Mi querida Big-Bang:

Por alguna razón que se me escapa, el diseño moderno requiere oscuridad. Para saber si un baño es suficientemente moderno, la primera pista es que no ves nada. Sí, hay espejo, pero en la penumbra da un poco lo mismo. Es “como Juan y Manuela”, que diría mi abuela. Las paredes deben ser negras y, paradójicamente, suele haber una planta que no entendemos cómo sobrevive al ambiente tenebroso. Pero ahí está. Naturalmente, no hay dispensador de toallas de papel, sino un montoncito de minitoallas de felpa negra, of course, que se gasta rápido y que hay que tirar a un cesto tras el uso. Eso si aciertas a ver el cesto. Si no, lo mejor que puedes hacer es echártela al bolso.

Claro que para que uses la toalla has tenido que lavarte las manos, y ahí está la prueba de fuego, porque haber grifo haylo, pero encontrar el mecanismo que hace salir el chorro de agua requiere un master en absurdez cósmica. Tú entras y miras disimuladamente alrededor del grifo, mientras la sobradilla de al lado, siempre una mujer mucho más cool, trendy y maciza que tú, se seca las manos con ese gesto de “prueba superada” que detestas. En mi caso, y como tecnolerda que soy, suelo empezar por colocar las manos bajo el caño del grifo (que a veces es de un diseño tal que no es caño, sino escultura o instalación). Pasan uno, dos, cinco segundos y de ahí no cae nada, así que haces como que la cosa no va contigo mientras disimuladamente exploras los alrededores, el suelo y hasta el desagüe a la caza de un indicio que oculte el mecanismo del agua.

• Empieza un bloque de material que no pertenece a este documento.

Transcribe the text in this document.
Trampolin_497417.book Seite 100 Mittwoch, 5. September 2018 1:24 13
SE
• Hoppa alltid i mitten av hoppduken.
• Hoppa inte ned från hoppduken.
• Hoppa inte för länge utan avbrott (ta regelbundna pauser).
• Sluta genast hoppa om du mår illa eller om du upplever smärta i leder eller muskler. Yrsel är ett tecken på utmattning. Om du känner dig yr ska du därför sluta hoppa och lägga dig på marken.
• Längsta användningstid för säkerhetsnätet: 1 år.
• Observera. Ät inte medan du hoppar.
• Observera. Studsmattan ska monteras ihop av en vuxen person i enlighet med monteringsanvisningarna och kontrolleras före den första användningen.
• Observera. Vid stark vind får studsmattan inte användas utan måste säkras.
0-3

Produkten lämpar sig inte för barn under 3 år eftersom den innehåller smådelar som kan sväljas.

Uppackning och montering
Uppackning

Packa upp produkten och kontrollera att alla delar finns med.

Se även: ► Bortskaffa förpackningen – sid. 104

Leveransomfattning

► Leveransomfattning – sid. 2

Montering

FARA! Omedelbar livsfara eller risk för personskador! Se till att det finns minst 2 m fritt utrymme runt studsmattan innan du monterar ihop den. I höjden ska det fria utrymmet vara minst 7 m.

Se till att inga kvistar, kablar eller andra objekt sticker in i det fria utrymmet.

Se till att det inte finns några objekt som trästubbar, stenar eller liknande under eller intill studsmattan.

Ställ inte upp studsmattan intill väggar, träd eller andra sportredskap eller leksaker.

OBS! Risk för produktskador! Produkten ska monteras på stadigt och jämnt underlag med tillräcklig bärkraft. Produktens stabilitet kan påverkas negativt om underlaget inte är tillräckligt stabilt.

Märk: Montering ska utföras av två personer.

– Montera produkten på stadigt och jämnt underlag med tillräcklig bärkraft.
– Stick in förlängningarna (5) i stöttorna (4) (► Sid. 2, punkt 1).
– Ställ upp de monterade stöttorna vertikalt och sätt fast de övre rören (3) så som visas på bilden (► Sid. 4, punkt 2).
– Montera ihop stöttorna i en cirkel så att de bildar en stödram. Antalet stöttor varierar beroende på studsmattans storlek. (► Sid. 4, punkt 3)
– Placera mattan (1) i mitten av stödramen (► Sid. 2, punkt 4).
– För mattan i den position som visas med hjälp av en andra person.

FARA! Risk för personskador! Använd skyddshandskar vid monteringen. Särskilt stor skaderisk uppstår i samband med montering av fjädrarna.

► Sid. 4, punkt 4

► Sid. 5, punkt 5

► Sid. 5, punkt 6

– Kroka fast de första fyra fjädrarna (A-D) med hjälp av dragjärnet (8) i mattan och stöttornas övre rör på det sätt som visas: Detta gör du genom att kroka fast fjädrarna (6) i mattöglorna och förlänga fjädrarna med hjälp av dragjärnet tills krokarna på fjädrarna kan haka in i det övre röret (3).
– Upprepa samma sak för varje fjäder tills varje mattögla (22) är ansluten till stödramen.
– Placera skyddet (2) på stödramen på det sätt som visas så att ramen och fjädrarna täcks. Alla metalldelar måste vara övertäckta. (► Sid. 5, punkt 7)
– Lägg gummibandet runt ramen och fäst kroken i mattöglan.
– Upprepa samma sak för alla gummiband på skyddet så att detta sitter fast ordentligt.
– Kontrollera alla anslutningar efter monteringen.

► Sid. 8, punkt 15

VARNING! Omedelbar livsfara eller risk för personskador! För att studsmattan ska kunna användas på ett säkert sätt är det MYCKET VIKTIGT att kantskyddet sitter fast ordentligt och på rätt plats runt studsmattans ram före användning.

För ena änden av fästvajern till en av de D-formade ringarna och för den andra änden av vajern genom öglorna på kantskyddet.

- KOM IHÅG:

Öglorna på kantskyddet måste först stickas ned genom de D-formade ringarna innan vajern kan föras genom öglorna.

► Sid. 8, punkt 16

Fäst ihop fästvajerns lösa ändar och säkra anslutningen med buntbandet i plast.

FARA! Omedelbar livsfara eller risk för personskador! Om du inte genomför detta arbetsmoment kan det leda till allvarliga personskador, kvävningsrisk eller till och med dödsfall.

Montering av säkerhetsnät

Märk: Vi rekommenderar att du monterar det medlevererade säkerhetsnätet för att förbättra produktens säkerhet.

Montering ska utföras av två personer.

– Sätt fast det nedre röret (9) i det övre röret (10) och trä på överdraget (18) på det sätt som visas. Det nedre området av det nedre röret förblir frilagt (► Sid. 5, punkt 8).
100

Si hay suerte, en ese momento entra otra cool-trendy y, sin despeinarse, aprieta con sus Jimmy Choo un exiguo botón situado en el suelo a mala leche, y el milagro del agua se evidencia. Entonces respiras hondo y miras de igual a igual a la maciza justo antes de comprobar que tu correspondiente mecanismo oculto no funciona. Así que terminas pateando el suelo y, desesperada, sales muy digna del baño, sin percibir que al darte el rimmel se te ha corrido todo. Porque la oscuridad no entiende de perfeccionismo.

Sí, llevas las manos sucias y la cara de puta tras cinco servicios con mecánicos fresadores. Pero te has pegado un repaso de alto diseño de no te menees, y eso es lo importante. Llegarás a la mesa, donde todos te esperan con cara de ¿qué habrá hecho ésta tanto tiempo en el baño? y, en un ejercicio de alto cinismo, dirás: ¿habéis visto el aseo? Es absolutamente ideal. Creo que la pileta es de Phillipe Stark, un prodigio”.

El alto diseño no puede ser democrático, desde luego. Ha de ser, recopilando, oscuro, incómodo y absurdo. Pero las esnobs es lo que tenemos. Una extensión del “para presumir hay que sufrir” que para qué. Y esa impresión que te produce entrar en la habitación del hotel mega guay y no saber dónde está el mueble bar, el armario o el cable de Internet le da tensión al momento. Date con un canto en los dientes si reconoces la cama a la primera, y siéntete feliz si la tele no está oculta tras un panel empastado con la pared, muy del gusto de James Bond.

¿Mandos a distancia? Tres o cuatro. Y sólo uno enciende la tele. ¿Ventanas? Ni intentes abrirlas, porque estamos en un hotel de diseño. Alta tecnología. Aquí no hay ventilación posible, así que de nada sirve la súper maquina vibradora adelgazante. Si sudas como un cerdo, con perdón, se empañan los cristales y salta la alarma antihumo. Tan sensible y megaprecisa que se altera con dos de pipas. Y del aire acondicionado ni hablamos.

¿Moraleja? Da gusto volver a casa y encender los interruptores de la luz, uno tras otro, y abrir todos los grifos con despecho, jurando que la próxima vez que viajes pedirás una pensión de las de toda la vida. Trato cercano, luces de cien vatios y mesillas con cajones en su sitio.